Only Jean-Charles de Castelbajac could create a collection called Foxy Lady and proceed to include a print of John Everett Millais' drowning Ophelia. But she didn't actually rear her half-submerged head until toward the end of the show, which began on a comparatively tame note with a houndstooth wool suit and a black bustier top. A colorless scheme continued for the next dozen looks and allowed de Castelbajac to move through several motifs without causing heads to spin—which they nearly did upon registering the tartan minidress fronted with an enormous fox head, its ears extending up past the shoulders. Fantastic, indeed.  But he didn't really need to say much more. In a new twist to his signature blanket dresses, de Castelbajac designed the strap to look like a scarf that had been effortlessly tossed over the shoulder. The openwork around the edges of his wide-sleeve tops resembled clockwork. The white ringed collars came close to being clerical (the show took place in a chapel). Speaking of crosses, a black one concealed the face of a red-haired maiden on a full-length caftan. Ophelia gasped from a motorcycle jacket, its collar neatly rolled down and secured, and then she floated across an accordion-pleated skirt.

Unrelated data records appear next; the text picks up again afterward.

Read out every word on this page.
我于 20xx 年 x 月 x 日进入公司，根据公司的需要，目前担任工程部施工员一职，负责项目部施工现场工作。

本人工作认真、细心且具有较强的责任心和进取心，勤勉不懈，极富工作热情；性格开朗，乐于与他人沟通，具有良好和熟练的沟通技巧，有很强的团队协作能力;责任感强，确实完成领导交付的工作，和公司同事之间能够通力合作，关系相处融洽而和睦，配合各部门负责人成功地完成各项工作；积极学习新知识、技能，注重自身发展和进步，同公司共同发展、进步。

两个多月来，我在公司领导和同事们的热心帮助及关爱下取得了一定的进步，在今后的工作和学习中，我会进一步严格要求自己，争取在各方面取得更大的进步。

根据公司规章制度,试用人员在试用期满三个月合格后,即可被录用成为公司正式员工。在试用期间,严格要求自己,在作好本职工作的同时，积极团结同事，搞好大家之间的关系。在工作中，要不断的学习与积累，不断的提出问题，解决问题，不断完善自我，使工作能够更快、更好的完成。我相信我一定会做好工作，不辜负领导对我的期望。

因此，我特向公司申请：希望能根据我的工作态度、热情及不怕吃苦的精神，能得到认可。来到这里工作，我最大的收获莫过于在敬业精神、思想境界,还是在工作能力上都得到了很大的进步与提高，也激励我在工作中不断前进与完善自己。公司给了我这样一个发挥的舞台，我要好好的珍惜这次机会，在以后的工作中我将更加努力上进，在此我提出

In a season so dominated by black and white, de Castelbajac's intense reds—whether on a dyed fur shrug, jumpsuit, or draped satin gown—and Pre-Raphaelite print had a stimulating effect. "Sometimes words are stronger than technology," the four-decade fashion veteran explained of his desire to parlay poetry into a wearable statement. At that point, it almost didn't matter that the snap-on spats occasionally came loose from their studded heels. Technical difficulty, that's all.